Momentum Sucks

The momentum in any organization will always be towards what already is.

But sometimes what already is becomes the biggest obstacle to what could be.

We often like what is. After all, getting there took work. Momentum is the result of discipline, intentionality, and consistency. Momentum feels good. It’s easy. It lives in the habits of how customers purchase, team members behave, and where leaders invest their best.

And sometimes, it’s the biggest thing in the way.

When Frank Blake was the CEO of Home Depot, he saw the internet “tidal wave” coming and knew they were unprepared. They were a growing and successful brick and mortar store business. How do you tell people who help people build buildings that they aren’t in the building business!

He made an announcement to his team

Our competitor isn’t Lowe’s, it’s Amazon.

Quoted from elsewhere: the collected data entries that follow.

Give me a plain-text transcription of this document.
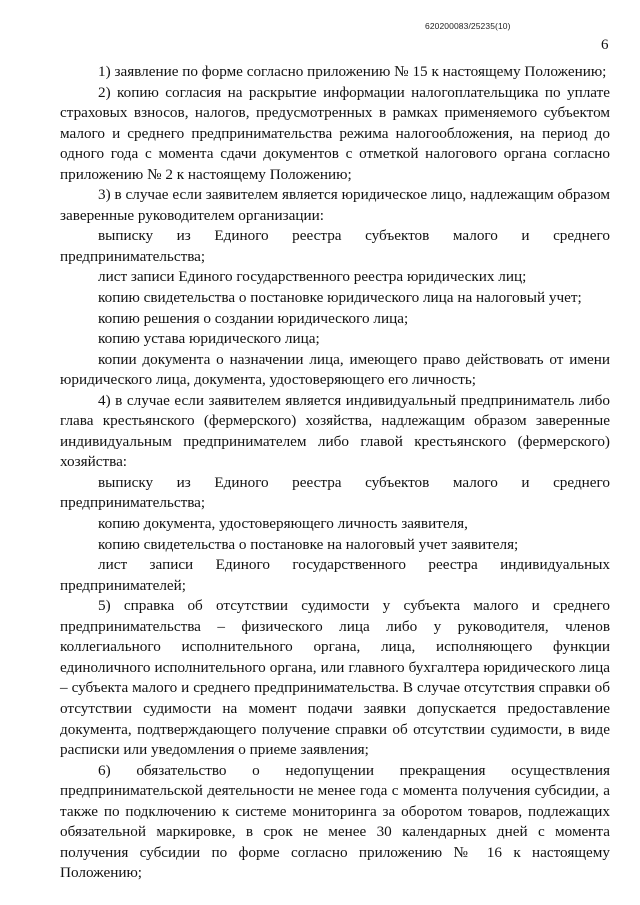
620200083/25235(10)
6

1) заявление по форме согласно приложению № 15 к настоящему Положению;

2) копию согласия на раскрытие информации налогоплательщика по уплате страховых взносов, налогов, предусмотренных в рамках применяемого субъектом малого и среднего предпринимательства режима налогообложения, на период до одного года с момента сдачи документов с отметкой налогового органа согласно приложению № 2 к настоящему Положению;

3) в случае если заявителем является юридическое лицо, надлежащим образом заверенные руководителем организации:

выписку из Единого реестра субъектов малого и среднего предпринимательства;

лист записи Единого государственного реестра юридических лиц;

копию свидетельства о постановке юридического лица на налоговый учет;

копию решения о создании юридического лица;

копию устава юридического лица;

копии документа о назначении лица, имеющего право действовать от имени юридического лица, документа, удостоверяющего его личность;

4) в случае если заявителем является индивидуальный предприниматель либо глава крестьянского (фермерского) хозяйства, надлежащим образом заверенные индивидуальным предпринимателем либо главой крестьянского (фермерского) хозяйства:

выписку из Единого реестра субъектов малого и среднего предпринимательства;

копию документа, удостоверяющего личность заявителя,

копию свидетельства о постановке на налоговый учет заявителя;

лист записи Единого государственного реестра индивидуальных предпринимателей;

5) справка об отсутствии судимости у субъекта малого и среднего предпринимательства – физического лица либо у руководителя, членов коллегиального исполнительного органа, лица, исполняющего функции единоличного исполнительного органа, или главного бухгалтера юридического лица – субъекта малого и среднего предпринимательства. В случае отсутствия справки об отсутствии судимости на момент подачи заявки допускается предоставление документа, подтверждающего получение справки об отсутствии судимости, в виде расписки или уведомления о приеме заявления;

6) обязательство о недопущении прекращения осуществления предпринимательской деятельности не менее года с момента получения субсидии, а также по подключению к системе мониторинга за оборотом товаров, подлежащих обязательной маркировке, в срок не менее 30 календарных дней с момента получения субсидии по форме согласно приложению № 16 к настоящему Положению;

Former CEO of Home Depot, Frank Blake

How do you change momentum?

Imagine a bus driver realizes they need to change direction. They’ll need to slow down, look ahead, and make a controlled turn (hopefully, with their blinker).

Slow down. We probably have to under-invest at we’re good at so we’re better able to change lanes. We’ll need to invest in something that isn’t working yet.

Look ahead. We might have to send scout teams ahead to determine our new direction. You’ll have to get comfortable with uncertainty. The formula’s in the uncharted territory aren’t nearly as certain as where you came from.

Put your blinker on. Tell the people around you that you’re changing lanes. Be prepared to respond to their pushback. Clarify how others can weigh-in.

Objects in motion tend to stay in motion. If your momentum is in the wrong direction, take the wheel and begin making a change.